Mattis’ proposed budget is set to come in at $750 billion, Politico reported Sunday. That would represent a bump up from an initial $733 billion allocation Mattis and other military brass were hoping to protect. Their concerns came after President Trump tweeted last week that the Pentagon’s $716 billion fiscal 2019 budget was “crazy.”
The boost in proposed funding followed a White House lunch last Tuesday between Trump; Mattis; Sen. Jim Inhofe, R-Okla.; and Rep. Mac Thornberry, R-Texas, the respective Republican leaders of the Senate and House armed services committees. The change also comes after Trump in October asked all Cabinet departments to cut their budgets by about 5 percent. In the Defense Department’s case, that new top line was set to be $700 billion.
Although Pentagon spokesman Lt. Col. Michael Andrews said Sunday that officials were still “working” with the Office of Management and Budget to confirm a number, a source told Politico that Trump floated announcing the $750 billion benchmark this week as a “negotiating tactic” so congressional Democrats do not push the final allocation below $733 billion. This is because lawmakers would have to agree to lift spending caps placed on DOD before the $750 billion budget could be passed into law.

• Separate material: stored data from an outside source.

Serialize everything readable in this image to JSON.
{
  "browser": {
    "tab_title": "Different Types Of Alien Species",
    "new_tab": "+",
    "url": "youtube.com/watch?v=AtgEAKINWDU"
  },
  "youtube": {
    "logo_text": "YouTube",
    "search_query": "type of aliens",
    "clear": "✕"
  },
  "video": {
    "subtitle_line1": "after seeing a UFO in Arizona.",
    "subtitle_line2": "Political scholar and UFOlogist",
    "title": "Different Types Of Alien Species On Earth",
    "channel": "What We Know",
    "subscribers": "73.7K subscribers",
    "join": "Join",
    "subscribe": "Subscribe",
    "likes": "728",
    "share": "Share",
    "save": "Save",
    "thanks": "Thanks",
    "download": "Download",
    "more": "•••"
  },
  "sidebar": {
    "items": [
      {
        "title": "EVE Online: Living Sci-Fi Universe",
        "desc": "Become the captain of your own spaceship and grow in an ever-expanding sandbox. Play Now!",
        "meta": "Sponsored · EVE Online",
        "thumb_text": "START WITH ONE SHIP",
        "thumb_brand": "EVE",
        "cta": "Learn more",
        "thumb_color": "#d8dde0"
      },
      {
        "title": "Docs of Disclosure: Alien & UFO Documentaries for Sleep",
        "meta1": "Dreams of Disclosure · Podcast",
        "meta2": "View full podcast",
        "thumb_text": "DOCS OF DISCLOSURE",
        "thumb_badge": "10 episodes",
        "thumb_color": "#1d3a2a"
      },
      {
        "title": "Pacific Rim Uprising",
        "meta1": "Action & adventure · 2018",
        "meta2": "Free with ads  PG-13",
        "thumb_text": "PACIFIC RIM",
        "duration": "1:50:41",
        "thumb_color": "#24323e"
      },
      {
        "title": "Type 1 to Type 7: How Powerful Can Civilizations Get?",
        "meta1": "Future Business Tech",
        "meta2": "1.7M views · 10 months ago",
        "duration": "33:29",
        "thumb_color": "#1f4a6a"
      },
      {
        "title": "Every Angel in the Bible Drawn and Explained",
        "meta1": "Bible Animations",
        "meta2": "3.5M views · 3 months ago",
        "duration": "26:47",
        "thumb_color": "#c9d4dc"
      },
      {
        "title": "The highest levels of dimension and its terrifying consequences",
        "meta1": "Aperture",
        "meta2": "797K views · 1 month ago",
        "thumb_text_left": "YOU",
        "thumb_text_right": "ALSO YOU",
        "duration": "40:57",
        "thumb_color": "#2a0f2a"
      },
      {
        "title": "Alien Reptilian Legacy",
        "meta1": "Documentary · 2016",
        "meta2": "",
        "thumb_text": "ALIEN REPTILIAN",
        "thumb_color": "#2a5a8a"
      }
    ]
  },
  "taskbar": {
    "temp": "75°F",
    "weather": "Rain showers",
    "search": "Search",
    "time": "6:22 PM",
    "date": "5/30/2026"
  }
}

Republicans on Capitol Hill and military heads have been advocating for preserving defense funding, particularly following Trump’s 2016 campaign promise to restore the “depleted” U.S. military.
“[W]e are in a crisis situation and cutting the defense budget now is basically a decision not to defend the nation, and that’s not a path we can go down,” Rep. Liz Cheney, R-Wyo., a member of the House Armed Services Committee, told Fox News earlier in December.